Questo disastro arriva a quattro anni dal colpo di stato e quindi di guerra civile, nel momento in cui il controllo militare della giunta è ridotto al 20% circa del territorio, e continua a diminuire. Peraltro, parlare di controllo militare non significa affatto consenso da parte della popolazione interessata.
La zona in cui la giunta sta ripiegando all’avanzata delle forze della resistenza è quella abitata dalla comunità Bamar la principale del Paese. Ed è proprio la zona attraversata dalla direttrice nord-sud più violenta del sisma: dal Sagaing birmano giù sino a Bangkok in Thailandia, dove mi trovo.
- Quali sono le città maggiormente popolate e colpite?
Dalle immagini, Mandalay risulta la città con le maggiori distruzioni, ma anche la capitale Naypyidaw è gravemente colpita; in misura minore, Yangon. Ma è tutta la popolazione del Sagaing, ove si è collocato l’epicentro del sisma, a soffrire enormemente.

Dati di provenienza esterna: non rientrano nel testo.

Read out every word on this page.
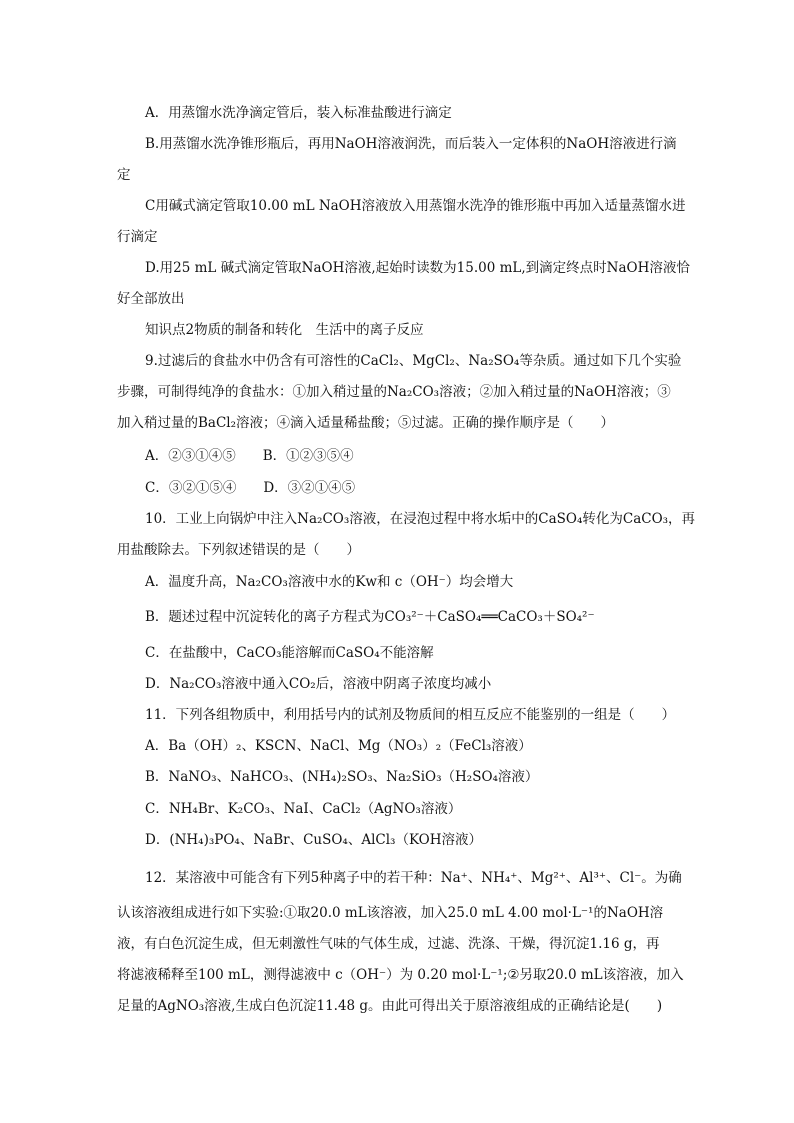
A．用蒸馏水洗净滴定管后，装入标准盐酸进行滴定
B.用蒸馏水洗净锥形瓶后，再用NaOH溶液润洗，而后装入一定体积的NaOH溶液进行滴
定
C用碱式滴定管取10.00 mL NaOH溶液放入用蒸馏水洗净的锥形瓶中再加入适量蒸馏水进
行滴定
D.用25 mL 碱式滴定管取NaOH溶液,起始时读数为15.00 mL,到滴定终点时NaOH溶液恰
好全部放出
知识点2物质的制备和转化　生活中的离子反应
9.过滤后的食盐水中仍含有可溶性的CaCl₂、MgCl₂、Na₂SO₄等杂质。通过如下几个实验
步骤，可制得纯净的食盐水：①加入稍过量的Na₂CO₃溶液；②加入稍过量的NaOH溶液；③
加入稍过量的BaCl₂溶液；④滴入适量稀盐酸；⑤过滤。正确的操作顺序是（　　）
A．②③①④⑤　　B．①②③⑤④
C．③②①⑤④　　D．③②①④⑤
10．工业上向锅炉中注入Na₂CO₃溶液，在浸泡过程中将水垢中的CaSO₄转化为CaCO₃，再
用盐酸除去。下列叙述错误的是（　　）
A．温度升高，Na₂CO₃溶液中水的Kw和 c（OH⁻）均会增大
B．题述过程中沉淀转化的离子方程式为CO₃²⁻＋CaSO₄══CaCO₃＋SO₄²⁻
C．在盐酸中，CaCO₃能溶解而CaSO₄不能溶解
D．Na₂CO₃溶液中通入CO₂后，溶液中阴离子浓度均减小
11．下列各组物质中，利用括号内的试剂及物质间的相互反应不能鉴别的一组是（　　）
A．Ba（OH）₂、KSCN、NaCl、Mg（NO₃）₂（FeCl₃溶液）
B．NaNO₃、NaHCO₃、(NH₄)₂SO₃、Na₂SiO₃（H₂SO₄溶液）
C．NH₄Br、K₂CO₃、NaI、CaCl₂（AgNO₃溶液）
D．(NH₄)₃PO₄、NaBr、CuSO₄、AlCl₃（KOH溶液）
12．某溶液中可能含有下列5种离子中的若干种：Na⁺、NH₄⁺、Mg²⁺、Al³⁺、Cl⁻。为确
认该溶液组成进行如下实验:①取20.0 mL该溶液，加入25.0 mL 4.00 mol·L⁻¹的NaOH溶
液，有白色沉淀生成，但无刺激性气味的气体生成，过滤、洗涤、干燥，得沉淀1.16 g，再
将滤液稀释至100 mL，测得滤液中 c（OH⁻）为 0.20 mol·L⁻¹;②另取20.0 mL该溶液，加入
足量的AgNO₃溶液,生成白色沉淀11.48 g。由此可得出关于原溶液组成的正确结论是(　　)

- Quali testimonianze stai raccogliendo?
Da operatori delle ONG che si trovano nella zona, so che il problema umanitario è diffuso nelle campagne. Se è vero, infatti, che le città sono sotto gli occhi con i grandi crolli dei grattaceli e dei palazzi più importanti – mentre nelle campagne le case sono basse ed è morta meno gente − è altresì vero che i soccorsi arrivano quasi esclusivamente nelle grandi città, mentre i villaggi restano isolati e, in pratica, abbandonati al loro destino.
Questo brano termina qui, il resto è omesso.